J Med Internet Res. 2020 Sep 14. doi: 10.2196/21439. Online ahead of print.
BACKGROUND: Coronavirus Disease 2019 (COVID-19) is a rapidly emerging respiratory disease caused by the severe acute respiratory syndrome coronavirus 2 (SARS-CoV-2). Due to the rapid human-to-human transmission of SARS-CoV-2, many healthcare systems are at risk of exceeding their healthcare capacities, in particular in terms of SARS-CoV-2 tests, hospital and intensive care unit (ICU) beds and mechanical ventilators. Predictive algorithms could potentially ease the strain on healthcare systems by identifying those who are most likely to receive a positive SARS-CoV-2 test, be hospitalised or admitted to the ICU.
OBJECTIVE: To develop, study and evaluate clinical predictive models that estimate, using machine learning and based on routinely collected clinical data, which patients are likely to receive a positive SARS-CoV-2 test, require hospitalisation or intensive care.
METHODS: Using a systematic approach to model development and optimisation, we train and compare various types of machine learning models, including logistic regression, neural networks, support vector machines, random forests, and gradient boosting. To evaluate the developed models, we perform a retrospective evaluation on demographic, clinical and blood analysis data from a cohort of 5644 patients. In addition, we determine which clinical features are predictive to what degree for each of the aforementioned clinical tasks using causal explanations.

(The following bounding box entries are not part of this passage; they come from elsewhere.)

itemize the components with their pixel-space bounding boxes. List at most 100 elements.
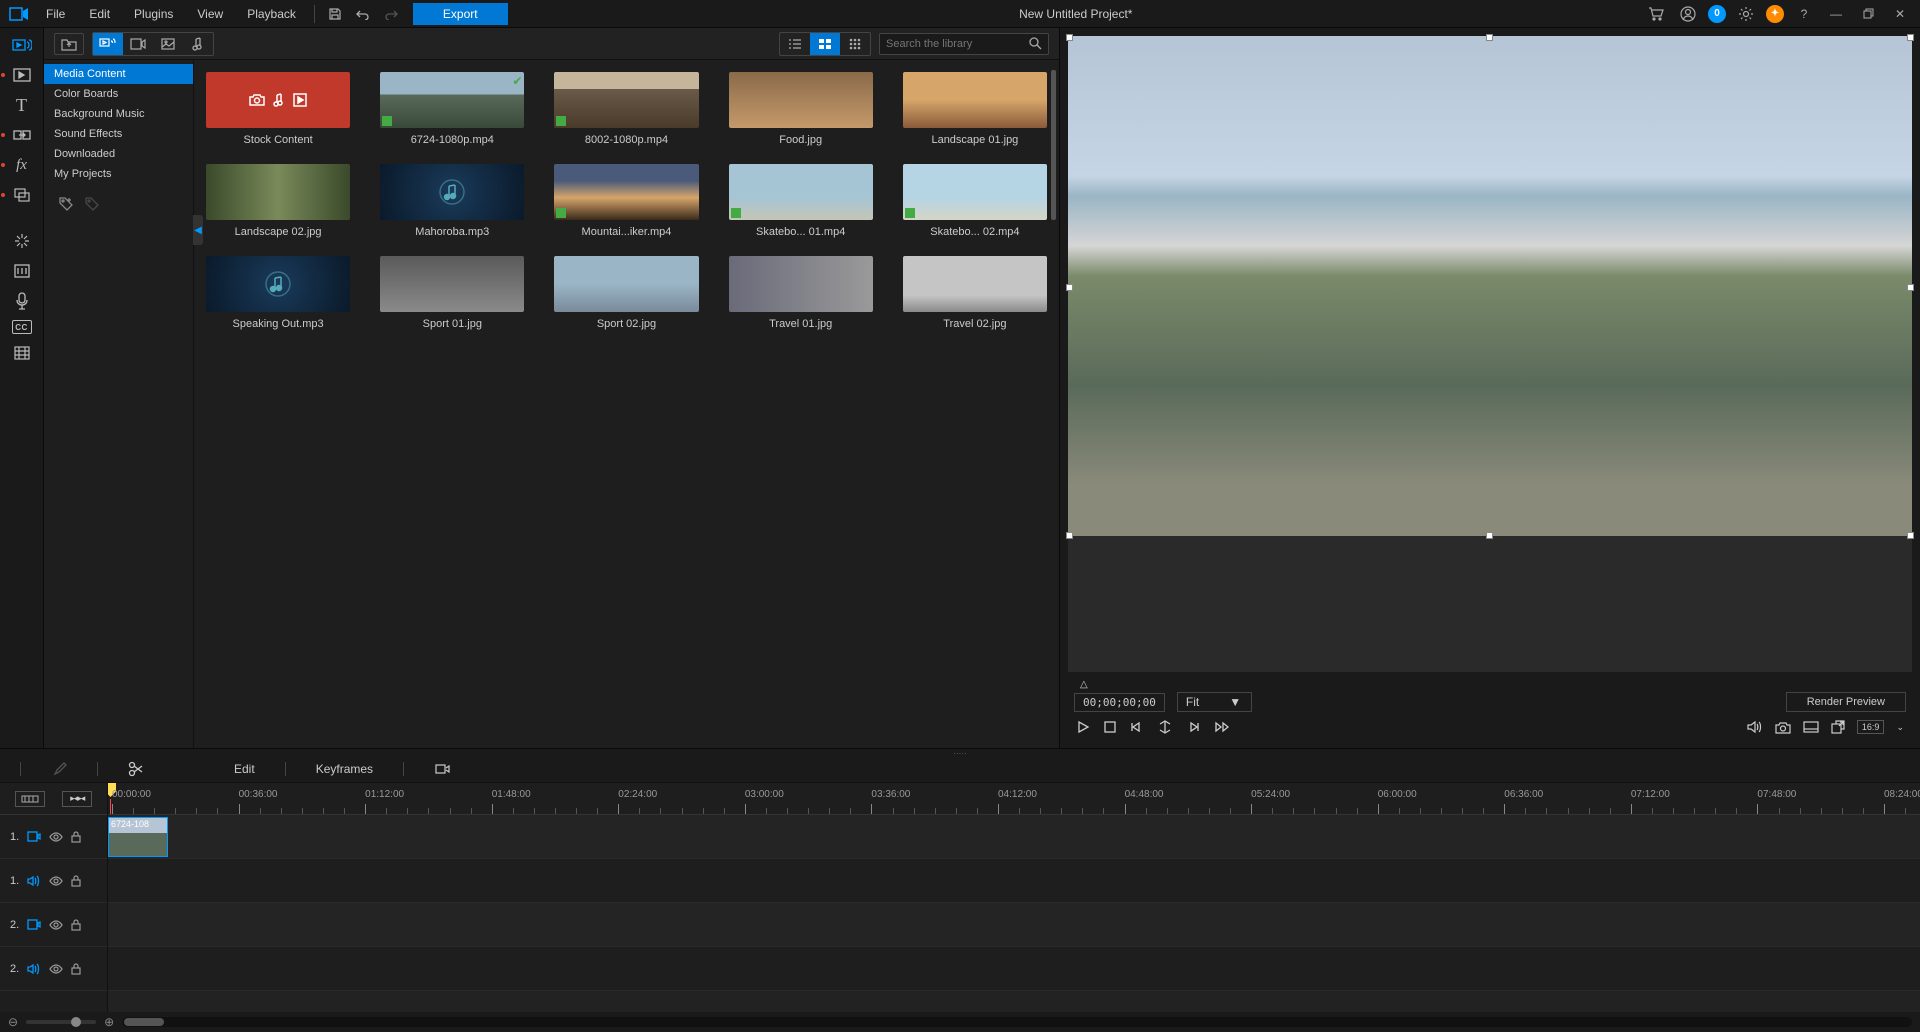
trackhead-audio[interactable]: 2. bbox=[0, 947, 107, 991]
media-thumbnail[interactable] bbox=[206, 256, 350, 312]
media-thumbnail[interactable] bbox=[903, 256, 1047, 312]
track-lock-icon[interactable] bbox=[71, 963, 81, 975]
camera-icon[interactable] bbox=[1775, 721, 1791, 734]
voiceover-room-icon[interactable] bbox=[7, 290, 37, 312]
timeline-hscroll[interactable] bbox=[122, 1017, 1912, 1027]
menu-edit[interactable]: Edit bbox=[79, 3, 120, 25]
selection-handle-tl[interactable] bbox=[1066, 34, 1073, 41]
aspect-ratio-badge[interactable]: 16:9 bbox=[1857, 720, 1885, 734]
menu-playback[interactable]: Playback bbox=[237, 3, 306, 25]
track-visibility-icon[interactable] bbox=[49, 964, 63, 974]
track-lock-icon[interactable] bbox=[71, 831, 81, 843]
zoom-slider[interactable] bbox=[26, 1020, 96, 1024]
ruler-mode-frames[interactable]: ▸◂▸◂ bbox=[62, 791, 92, 807]
media-item[interactable]: Stock Content bbox=[206, 72, 350, 146]
undock-icon[interactable] bbox=[1831, 720, 1845, 734]
tree-item-media-content[interactable]: Media Content bbox=[44, 64, 193, 84]
filter-audio-icon[interactable] bbox=[183, 33, 213, 55]
preview-viewport[interactable] bbox=[1068, 36, 1912, 672]
volume-icon[interactable] bbox=[1747, 720, 1763, 734]
minimize-icon[interactable]: — bbox=[1824, 4, 1848, 24]
media-item[interactable]: ✔6724-1080p.mp4 bbox=[380, 72, 524, 146]
export-button[interactable]: Export bbox=[413, 3, 508, 25]
brush-tool-icon[interactable] bbox=[51, 761, 67, 777]
media-item[interactable]: Sport 02.jpg bbox=[554, 256, 698, 330]
library-scrollbar[interactable] bbox=[1049, 60, 1059, 748]
save-icon[interactable] bbox=[323, 4, 347, 24]
zoom-in-icon[interactable]: ⊕ bbox=[104, 1015, 114, 1029]
track-row-video-1[interactable]: 6724-108 bbox=[108, 815, 1920, 859]
split-tool-icon[interactable] bbox=[128, 761, 144, 777]
track-row-audio-2[interactable] bbox=[108, 947, 1920, 991]
play-icon[interactable] bbox=[1076, 720, 1090, 734]
cart-icon[interactable] bbox=[1644, 4, 1668, 24]
maximize-icon[interactable] bbox=[1856, 4, 1880, 24]
media-thumbnail[interactable] bbox=[380, 256, 524, 312]
track-row-video-2[interactable] bbox=[108, 903, 1920, 947]
media-item[interactable]: Sport 01.jpg bbox=[380, 256, 524, 330]
fx-room-icon[interactable]: fx bbox=[7, 154, 37, 176]
trackhead-video[interactable]: 2. bbox=[0, 903, 107, 947]
particle-room-icon[interactable] bbox=[7, 230, 37, 252]
settings-icon[interactable] bbox=[1734, 4, 1758, 24]
snapshot-icon[interactable] bbox=[1158, 720, 1172, 734]
timeline-clip[interactable]: 6724-108 bbox=[108, 817, 168, 857]
premium-badge[interactable]: ✦ bbox=[1766, 5, 1784, 23]
keyframes-tab[interactable]: Keyframes bbox=[316, 762, 373, 776]
playhead[interactable] bbox=[110, 799, 111, 814]
tree-item-color-boards[interactable]: Color Boards bbox=[44, 84, 193, 104]
display-options-icon[interactable] bbox=[1803, 721, 1819, 733]
view-grid-icon[interactable] bbox=[810, 33, 840, 55]
menu-plugins[interactable]: Plugins bbox=[124, 3, 183, 25]
search-input[interactable] bbox=[886, 38, 1029, 50]
render-preview-button[interactable]: Render Preview bbox=[1786, 692, 1906, 712]
filter-video-icon[interactable] bbox=[123, 33, 153, 55]
selection-handle-mr[interactable] bbox=[1907, 284, 1914, 291]
trackhead-video[interactable]: 1. bbox=[0, 815, 107, 859]
media-room-icon[interactable] bbox=[7, 34, 37, 56]
undo-icon[interactable] bbox=[351, 4, 375, 24]
track-lock-icon[interactable] bbox=[71, 919, 81, 931]
edit-tab[interactable]: Edit bbox=[234, 762, 255, 776]
media-thumbnail[interactable] bbox=[554, 72, 698, 128]
subtitle-room-icon[interactable]: CC bbox=[12, 320, 32, 334]
ruler-mode-timecode[interactable] bbox=[15, 791, 45, 807]
selection-handle-tm[interactable] bbox=[1486, 34, 1493, 41]
stop-icon[interactable] bbox=[1104, 721, 1116, 733]
selection-handle-tr[interactable] bbox=[1907, 34, 1914, 41]
media-item[interactable]: Mountai...iker.mp4 bbox=[554, 164, 698, 238]
tag-add-icon[interactable] bbox=[58, 196, 74, 212]
timeline-ruler[interactable]: 00:00:0000:36:0001:12:0001:48:0002:24:00… bbox=[108, 783, 1920, 815]
zoom-out-icon[interactable]: ⊖ bbox=[8, 1015, 18, 1029]
menu-view[interactable]: View bbox=[187, 3, 233, 25]
more-tools-icon[interactable] bbox=[434, 762, 450, 776]
notification-badge[interactable]: 0 bbox=[1708, 5, 1726, 23]
media-item[interactable]: Skatebo... 02.mp4 bbox=[903, 164, 1047, 238]
timecode-display[interactable]: 00;00;00;00 bbox=[1074, 693, 1165, 712]
fast-forward-icon[interactable] bbox=[1214, 721, 1230, 733]
track-row-audio-1[interactable] bbox=[108, 859, 1920, 903]
library-search[interactable] bbox=[879, 33, 1049, 55]
overlay-room-icon[interactable] bbox=[7, 184, 37, 206]
prev-frame-icon[interactable] bbox=[1130, 721, 1144, 733]
transition-room-icon[interactable] bbox=[7, 124, 37, 146]
aspect-options-icon[interactable]: ⌄ bbox=[1896, 722, 1904, 733]
media-thumbnail[interactable] bbox=[903, 164, 1047, 220]
tree-item-background-music[interactable]: Background Music bbox=[44, 104, 193, 124]
media-thumbnail[interactable] bbox=[729, 164, 873, 220]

RESULTS: Our experimental results indicate that our predictive models identify (i) patients that test positive for SARS-CoV-2 a priori at a sensitivity of 75% (95% confidence interval [CI]: 67%, 81%) and a specificity of 49% (95% CI: 46%, 51%), (ii) SARS-CoV-2 positive patients that require hospitalisation with 0.92 area under the receiver operator characteristic curve [AUC] (95% CI: 0.81, 0.98), and (iii) SARS-CoV-2 positive patients that require critical care with 0.98 AUC (95% CI: 0.95, 1.00).
CONCLUSIONS: Our results indicate that predictive models trained on routinely collected clinical data could be used to predict clinical pathways for COVID-19, and therefore help inform care and prioritise resources.